Friday, June 10, 2011

What's It Like In Kabul?

In the last ten years, we’ve heard a lot about Afghanistan, and if you are anything like me, you’ve built up quite a mental image of the place. I want to describe Kabul for you and see if it is as different from your image as it was from mine. (I’ve also taken about a billion pictures, which are all on Facebook and show the city better than I could!)

First of all, Kabul is hot. Really hot. I know that I’ve lost some of my tolerance for heat since moving to Oregon, but that loss is only augmented by the lack of air conditioning. During the middle of the day, not much gets done. People sit around their fans and try to absorb every ounce of air possible. The liveliest times of day are from about five o’clock, when a breeze usually starts and the air begins to cool, to sundown, which comes as early as 7:30. Most social life ends around 8 pm, since it’s still rather dangerous to be out after dark.

Kabul sits in the middle of a valley and is completely surrounded by mountains. The air is dry and dusty, devoid of all humidity. The streets are mostly unpaved, but the cars fly up and down them as if they were driving on asphalt, so the air is always full of dust. When we are walking or driving, we pull our scarves over our mouths and noses (yet another use for the chadar!) to protect our lungs.

The buildings are unlike anything I’d imagined. Many are built into the hillside, clay buildings that remind me of the dwellings in Mesa Verde. The main streets look like any other city, characterized by tiny stores and restaurants that are packed into every square inch of roadside space. Even the most well-kept are a little bit dirty, but in a normal sort of way that doesn’t look out of place. The stores aren’t the typical Main Street stores at home; they are butcher shops with cuts of meat hanging from the ceiling, bread stores with giant loaves of naan, clothing stores with traditional garments hanging next to prom dresses (for guests to wear to wedding) and blue jeans. Street vendors are everywhere, selling everything from food (lamb kebabs and pulao are two of the city’s specialties) to scarves to bottles of shampoo and conditioner with labels in both English and Dari. I’m tempted to buy more conditioner that I don’t need just because I love the look of the label written in the gorgeous Arabic script.
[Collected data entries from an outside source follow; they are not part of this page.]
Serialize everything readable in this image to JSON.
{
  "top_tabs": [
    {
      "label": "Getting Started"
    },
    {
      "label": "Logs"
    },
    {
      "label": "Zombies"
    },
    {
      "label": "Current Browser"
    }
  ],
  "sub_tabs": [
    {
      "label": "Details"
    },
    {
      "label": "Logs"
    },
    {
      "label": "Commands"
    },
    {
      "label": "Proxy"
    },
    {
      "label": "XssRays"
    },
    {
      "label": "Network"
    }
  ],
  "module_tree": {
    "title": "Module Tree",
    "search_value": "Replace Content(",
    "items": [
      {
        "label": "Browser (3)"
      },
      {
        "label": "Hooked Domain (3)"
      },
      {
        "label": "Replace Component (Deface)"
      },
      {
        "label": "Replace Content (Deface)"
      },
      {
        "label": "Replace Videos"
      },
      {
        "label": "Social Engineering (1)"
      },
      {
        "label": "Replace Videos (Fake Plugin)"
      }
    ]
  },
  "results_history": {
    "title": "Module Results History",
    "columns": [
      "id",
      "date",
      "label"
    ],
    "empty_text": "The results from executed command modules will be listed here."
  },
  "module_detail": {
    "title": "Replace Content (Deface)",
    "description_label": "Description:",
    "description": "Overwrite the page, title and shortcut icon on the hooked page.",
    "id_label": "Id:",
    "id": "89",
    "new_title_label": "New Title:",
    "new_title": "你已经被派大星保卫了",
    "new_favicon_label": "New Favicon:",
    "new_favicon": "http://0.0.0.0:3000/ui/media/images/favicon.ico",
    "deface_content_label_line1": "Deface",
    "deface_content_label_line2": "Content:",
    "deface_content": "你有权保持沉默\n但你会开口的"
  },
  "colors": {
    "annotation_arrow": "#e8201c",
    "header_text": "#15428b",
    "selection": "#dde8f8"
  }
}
There are fruit stands every six inches, it seems, and fifty percent of them are selling watermelon, stacked ten melons high and thirty wide. (Funny story- the word in Dari for “watermelon” is one letter away from the word for “fart.” Yesterday, I tried to say “thank you for the watermelon,” but I messed up. Guess what I actually said?) Other vendors peddle ice cream trucks that play Jingle Bells and Happy Birthday, or carry giant inflatable toys and swimming pools on a contraption that rests on their shoulders and looks heavy but probably isn’t.

In driving through Kabul, it’s easy to remember that Afghanistan is a Third World country. I see it in the uneven and bumpy sidewalks that are littered with trash, running parallel to the open sewers that give the city its, um, distinctive smell. I see it in the military convoys that drive past and the roundabouts that have men with machine guns and helmets. I see it in the streets full of beggars, mostly women in burqas and children with dirt streaked faces, and in those who might have begged for money but instead are trying to support themselves by cleaning car windows at intersections or by selling tiny purses for “one dollar, ma’am. Just one dollar.” I feel it when I pass a uniformed policeman and experience the tiniest sensation of fear, of wariness, of uneasiness, that I’ve never felt before, and I feel it whenever I hear about bombings in Herat or a general killed in a northern province. These moments remind me how far I am from home.

But in driving through Kabul and meeting its people, it’s easy to see that Afghanistan won’t be a Third World country forever. I see this in the young mothers with market booths to support themselves and the schoolchildren walking down the street who wave to us and call to us in English, thrilled to see foreigners with whom they can show off their command of the language. I hear it in the university students who study law or political science or economics and tell me that they want to leave to get a Master’s degree that isn’t offered here, but that they want to come back because this is their country and they want to make it better. I see it in the growing number of businesses, the newly arrived Dumpsters on the streets, the military checkpoints that my friends tell me were manned last year but are no longer necessary.

These moments prove to me that Afghanistan may be far from home, different and strange, a far cry from the Afghanistan I’ve always pictured but that it is a wonderful place nonetheless. These moments prove to me that Afghanistan is coming back. These moments remind me why I am here and why I am so happy that I came.